A 21-year-old male with no past medical history and no regular medications was brought to the emergency department via ambulance after experiencing a 10 second episode of unconsciousness at home, following the smoking of a waterpipe containing tobacco. Prior to collapsing, the patient reported a sudden onset of dizziness and mild headaches. The patient denied experiencing angina pectoris, dyspnea, or palpitations. The family history was positive for coronary artery disease on the father’s side. Upon their arrival, the ambulance team documented the patient’s vital signs, including a temperature of 36.0 °C, heart rate of 125/min, respiratory rate of 18/min, blood pressure of 180/130 mmHg, and a pulse oximetry reading of 94% while breathing room air. As far as we know, the carbon monoxide (CO) levels in the patient’s home were not dangerously high, as they did not trigger the alarm of the CO detector carried by the ambulance team set to 60 ppm.
Upon evaluation, the patient was found to be conscious and fully aware, scoring 15 on the Glasgow coma scale. No physical injuries were observed as a result of the fall.
An electrocardiogram (ECG) showed sinus tachycardia with 125/min with frequent ventricular extrasystoles (VES), normal axis, normal P, PQ, ORS-segments, and also normal ST/T segments and QT time. The APACHE II Score added up to a 6 and the poison severity score on admission added up to 3.
The patient reported a history of tobacco use, consuming one pack daily over the past 3 years. Additionally, he smokes a water pipe approximately three times a week. He also disclosed the consumption of 2–3 units of alcohol on 1–2 occasions weekly. The use of recreational drugs was denied.

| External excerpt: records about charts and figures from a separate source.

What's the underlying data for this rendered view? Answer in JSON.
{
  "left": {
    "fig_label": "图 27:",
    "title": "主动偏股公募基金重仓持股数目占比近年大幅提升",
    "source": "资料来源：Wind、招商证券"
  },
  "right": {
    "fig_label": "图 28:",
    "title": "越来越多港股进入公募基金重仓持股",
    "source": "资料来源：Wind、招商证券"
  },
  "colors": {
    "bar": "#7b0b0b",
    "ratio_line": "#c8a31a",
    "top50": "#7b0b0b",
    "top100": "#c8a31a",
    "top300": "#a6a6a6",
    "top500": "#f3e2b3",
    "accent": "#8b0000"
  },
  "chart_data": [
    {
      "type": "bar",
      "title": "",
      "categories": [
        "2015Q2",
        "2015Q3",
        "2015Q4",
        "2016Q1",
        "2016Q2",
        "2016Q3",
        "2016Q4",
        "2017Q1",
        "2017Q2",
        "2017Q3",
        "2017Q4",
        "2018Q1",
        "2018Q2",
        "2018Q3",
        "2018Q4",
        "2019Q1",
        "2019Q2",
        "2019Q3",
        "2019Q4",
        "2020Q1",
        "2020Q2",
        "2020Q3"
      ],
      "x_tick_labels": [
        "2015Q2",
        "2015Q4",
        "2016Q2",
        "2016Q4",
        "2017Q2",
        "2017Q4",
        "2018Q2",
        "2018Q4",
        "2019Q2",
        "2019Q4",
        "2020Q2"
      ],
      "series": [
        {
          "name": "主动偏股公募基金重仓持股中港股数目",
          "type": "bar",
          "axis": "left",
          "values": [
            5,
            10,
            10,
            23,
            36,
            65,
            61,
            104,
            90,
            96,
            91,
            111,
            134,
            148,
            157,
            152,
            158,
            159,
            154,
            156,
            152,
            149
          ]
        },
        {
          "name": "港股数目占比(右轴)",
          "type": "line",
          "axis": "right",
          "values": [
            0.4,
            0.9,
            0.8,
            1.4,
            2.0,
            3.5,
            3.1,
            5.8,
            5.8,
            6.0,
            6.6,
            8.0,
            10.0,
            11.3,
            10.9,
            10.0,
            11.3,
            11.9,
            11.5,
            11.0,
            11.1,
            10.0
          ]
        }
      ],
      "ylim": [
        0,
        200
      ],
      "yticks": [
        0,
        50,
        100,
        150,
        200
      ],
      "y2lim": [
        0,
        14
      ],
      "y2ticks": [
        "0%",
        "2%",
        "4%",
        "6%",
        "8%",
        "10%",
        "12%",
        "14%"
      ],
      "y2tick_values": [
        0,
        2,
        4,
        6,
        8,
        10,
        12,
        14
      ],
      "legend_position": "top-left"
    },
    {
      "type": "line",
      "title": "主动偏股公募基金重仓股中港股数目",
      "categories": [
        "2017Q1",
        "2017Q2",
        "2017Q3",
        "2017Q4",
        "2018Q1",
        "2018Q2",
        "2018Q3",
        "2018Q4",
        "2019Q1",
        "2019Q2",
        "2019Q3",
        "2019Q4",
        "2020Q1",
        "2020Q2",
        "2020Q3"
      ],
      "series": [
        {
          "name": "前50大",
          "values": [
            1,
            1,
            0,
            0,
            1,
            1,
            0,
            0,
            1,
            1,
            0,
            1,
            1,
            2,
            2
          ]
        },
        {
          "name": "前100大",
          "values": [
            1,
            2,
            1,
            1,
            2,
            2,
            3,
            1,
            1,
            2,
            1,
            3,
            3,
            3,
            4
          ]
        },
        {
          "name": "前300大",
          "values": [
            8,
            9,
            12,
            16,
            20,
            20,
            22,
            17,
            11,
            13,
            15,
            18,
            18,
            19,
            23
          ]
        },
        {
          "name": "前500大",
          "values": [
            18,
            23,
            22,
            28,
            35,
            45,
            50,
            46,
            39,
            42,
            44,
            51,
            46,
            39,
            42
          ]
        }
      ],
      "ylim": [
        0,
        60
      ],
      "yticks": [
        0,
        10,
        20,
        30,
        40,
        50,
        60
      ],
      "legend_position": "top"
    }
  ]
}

Furthermore, the patient’s complete blood count, serum chemistry panel, and cardiac enzyme levels were all within normal limits and showed no abnormalities. The results of the urine drug panel were also unremarkable.

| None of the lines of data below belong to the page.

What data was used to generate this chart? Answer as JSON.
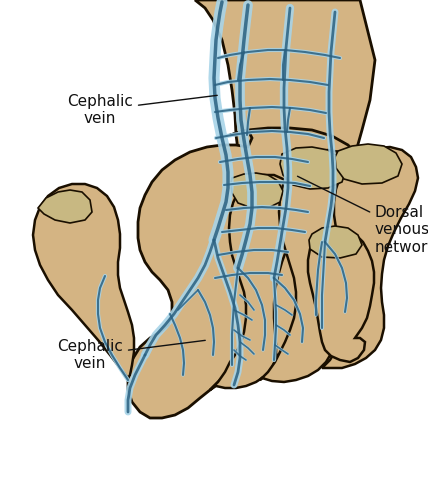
{
  "background_color": "#ffffff",
  "skin_color": "#d4b483",
  "skin_light": "#dcc08e",
  "outline_color": "#1a0f00",
  "vein_fill_color": "#a8d4e8",
  "vein_edge_color": "#2a6080",
  "nail_color": "#c8b882",
  "label1": "Cephalic\nvein",
  "label2": "Dorsal\nvenous\nnetwork",
  "label3": "Cephalic\nvein",
  "label_color": "#111111",
  "label_fontsize": 11,
  "figsize": [
    4.28,
    5.0
  ],
  "dpi": 100
}
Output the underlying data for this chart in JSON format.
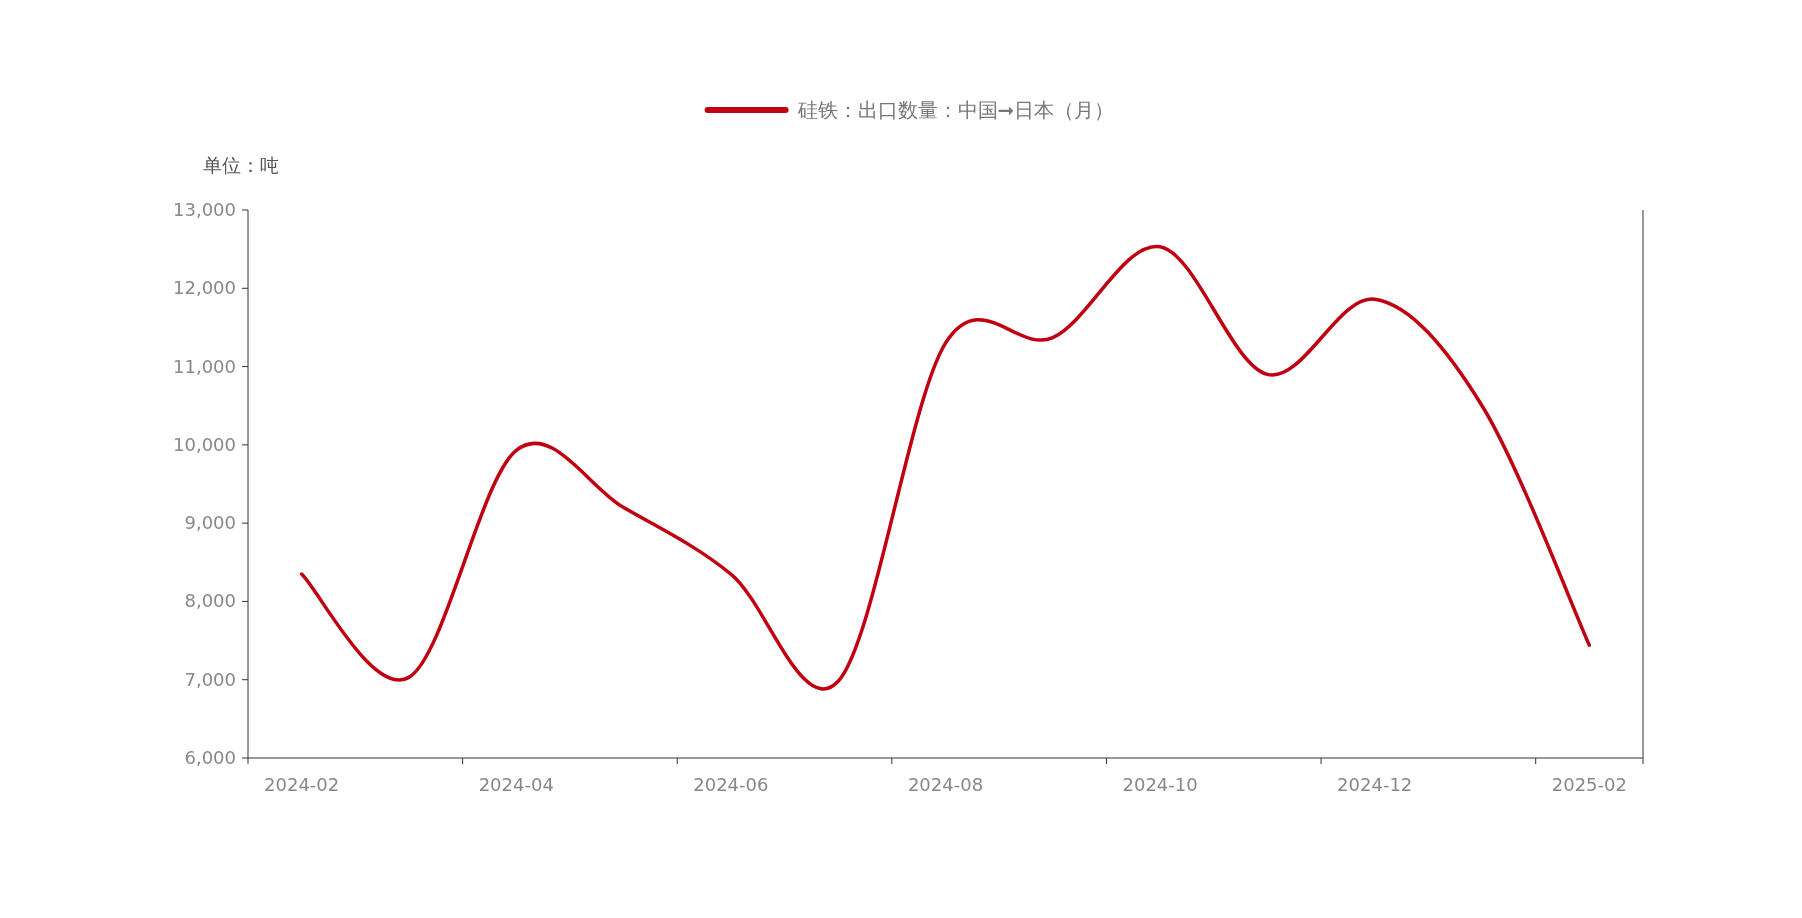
{
  "chart_data": {
    "type": "line",
    "ylabel": "单位：吨",
    "categories": [
      "2024-02",
      null,
      "2024-04",
      null,
      "2024-06",
      null,
      "2024-08",
      null,
      "2024-10",
      null,
      "2024-12",
      null,
      "2025-02"
    ],
    "series": [
      {
        "name": "硅铁：出口数量：中国➞日本（月）",
        "color": "#c00010",
        "values": [
          8350,
          7030,
          9930,
          9200,
          8350,
          6980,
          11300,
          11370,
          12530,
          10900,
          11860,
          10500,
          7440
        ]
      }
    ],
    "ylim": [
      6000,
      13000
    ],
    "yticks": [
      {
        "value": 6000,
        "label": "6,000"
      },
      {
        "value": 7000,
        "label": "7,000"
      },
      {
        "value": 8000,
        "label": "8,000"
      },
      {
        "value": 9000,
        "label": "9,000"
      },
      {
        "value": 10000,
        "label": "10,000"
      },
      {
        "value": 11000,
        "label": "11,000"
      },
      {
        "value": 12000,
        "label": "12,000"
      },
      {
        "value": 13000,
        "label": "13,000"
      }
    ],
    "grid": false,
    "legend": "top",
    "marker": "none",
    "line_style": "solid"
  }
}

The first arterial blood gas (ABG) (Fig. 1.) was obtained 2 h after arrival in the emergency department, which revealed a COHb of 30.4%, pH 7.42, pCO2 39.9 mmHg, pO2 91.4 mmHg, and a Lactate of 1.0 mmol/l. As a result, the patient was promptly started on oxygen therapy using a simple face mask and was then transported to the next hyperbaric oxygen therapy (HBO) center.

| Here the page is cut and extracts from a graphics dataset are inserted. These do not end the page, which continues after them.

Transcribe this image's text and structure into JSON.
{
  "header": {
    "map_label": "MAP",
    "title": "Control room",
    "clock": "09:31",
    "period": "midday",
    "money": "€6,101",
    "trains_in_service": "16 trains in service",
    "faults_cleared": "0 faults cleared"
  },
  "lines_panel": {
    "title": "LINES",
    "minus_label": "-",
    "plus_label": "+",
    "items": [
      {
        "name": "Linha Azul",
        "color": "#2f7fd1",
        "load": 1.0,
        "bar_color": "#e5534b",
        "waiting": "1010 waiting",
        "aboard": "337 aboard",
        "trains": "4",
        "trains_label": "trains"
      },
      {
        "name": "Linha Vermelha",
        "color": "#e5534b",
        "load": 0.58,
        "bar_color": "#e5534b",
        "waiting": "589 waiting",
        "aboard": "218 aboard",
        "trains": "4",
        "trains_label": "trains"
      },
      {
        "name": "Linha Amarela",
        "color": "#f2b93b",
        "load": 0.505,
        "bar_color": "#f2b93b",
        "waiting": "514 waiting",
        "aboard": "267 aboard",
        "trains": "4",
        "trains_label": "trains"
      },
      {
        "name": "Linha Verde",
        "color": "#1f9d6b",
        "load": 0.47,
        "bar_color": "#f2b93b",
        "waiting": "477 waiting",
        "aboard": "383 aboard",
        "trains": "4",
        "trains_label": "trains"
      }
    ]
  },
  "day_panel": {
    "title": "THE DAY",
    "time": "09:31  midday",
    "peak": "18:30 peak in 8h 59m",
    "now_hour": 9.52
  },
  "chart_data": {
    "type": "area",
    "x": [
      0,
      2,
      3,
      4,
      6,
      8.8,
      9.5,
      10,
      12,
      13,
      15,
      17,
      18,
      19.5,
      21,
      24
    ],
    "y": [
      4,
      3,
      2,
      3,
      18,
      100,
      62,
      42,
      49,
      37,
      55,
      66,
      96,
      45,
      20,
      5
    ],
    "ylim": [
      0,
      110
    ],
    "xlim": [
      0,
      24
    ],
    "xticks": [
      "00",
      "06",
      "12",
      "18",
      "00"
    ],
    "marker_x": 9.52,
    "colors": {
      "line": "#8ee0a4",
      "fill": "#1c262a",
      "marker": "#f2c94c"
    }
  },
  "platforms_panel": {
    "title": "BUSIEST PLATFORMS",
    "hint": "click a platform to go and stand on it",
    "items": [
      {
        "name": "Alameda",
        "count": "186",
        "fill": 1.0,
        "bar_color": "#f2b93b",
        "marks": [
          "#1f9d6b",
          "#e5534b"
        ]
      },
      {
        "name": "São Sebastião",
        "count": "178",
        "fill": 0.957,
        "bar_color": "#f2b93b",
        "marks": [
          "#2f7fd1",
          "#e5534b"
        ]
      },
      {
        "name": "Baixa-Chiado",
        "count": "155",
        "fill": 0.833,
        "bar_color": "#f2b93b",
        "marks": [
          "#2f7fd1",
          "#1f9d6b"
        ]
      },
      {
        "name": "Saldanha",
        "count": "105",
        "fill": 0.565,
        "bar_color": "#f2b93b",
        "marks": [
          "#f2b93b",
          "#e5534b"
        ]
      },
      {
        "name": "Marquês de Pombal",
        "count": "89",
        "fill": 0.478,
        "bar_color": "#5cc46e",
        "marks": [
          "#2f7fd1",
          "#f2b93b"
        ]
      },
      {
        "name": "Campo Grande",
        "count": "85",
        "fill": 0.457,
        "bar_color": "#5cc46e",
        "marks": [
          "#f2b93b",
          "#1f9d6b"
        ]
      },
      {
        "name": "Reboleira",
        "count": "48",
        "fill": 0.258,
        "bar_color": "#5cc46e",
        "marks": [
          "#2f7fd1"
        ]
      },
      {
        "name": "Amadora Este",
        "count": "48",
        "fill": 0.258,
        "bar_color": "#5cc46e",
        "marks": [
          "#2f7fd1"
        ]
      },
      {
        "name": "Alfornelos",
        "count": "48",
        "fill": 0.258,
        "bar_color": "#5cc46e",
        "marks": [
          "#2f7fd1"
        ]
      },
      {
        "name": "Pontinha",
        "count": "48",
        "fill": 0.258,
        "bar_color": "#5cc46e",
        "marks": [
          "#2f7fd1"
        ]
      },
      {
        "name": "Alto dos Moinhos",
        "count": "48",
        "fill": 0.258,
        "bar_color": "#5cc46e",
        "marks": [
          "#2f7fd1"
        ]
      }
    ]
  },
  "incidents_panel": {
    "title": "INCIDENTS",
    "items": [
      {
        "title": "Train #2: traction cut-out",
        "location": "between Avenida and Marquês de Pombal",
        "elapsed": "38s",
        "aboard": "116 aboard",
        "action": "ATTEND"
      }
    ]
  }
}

Fig. 1Arterial blood gas showing a CO-Hb of 30.4%
Upon admission to the hyperbaric center, the COHb was measured to be 17.2%. The HBO therapy was initiated nearly 4 h after the patient’s initial admission to the ED, by which time the patient's headaches had already subsided.
The patient underwent three hyperbaric oxygen therapy sessions, each lasting for 145 min at 2.4 atmospheres with 100% FiO2. Following the completion of the therapy, the patient was released and exhibited no symptoms or complaints. His vital signs before discharge were unremarkable.
Two and a half years after the incident, the patient participated in an interview to discuss his experience. He reported that the symptoms initially manifested as a brief episode of dizziness and headache, followed by a rapid loss of consciousness. Upon receiving oxygen, the patient experienced a slight improvement in his condition. Subsequent hyperbaric oxygen therapy (HBOT) led to a marked recovery, with the patient becoming symptom-free after completion of the treatment course. Normal pulse rate was restored after the entire therapy was concluded.
The patient continues to engage in water pipe smoking, albeit less frequently and exclusively outdoors. The incident did not result in any alterations in his behavior or that of his friends and acquaintances. Furthermore, the patient reported no noticeable long-term health complications, such as memory impairment, heart palpitations, or an increase in the frequency of illness or common cold, following the incident.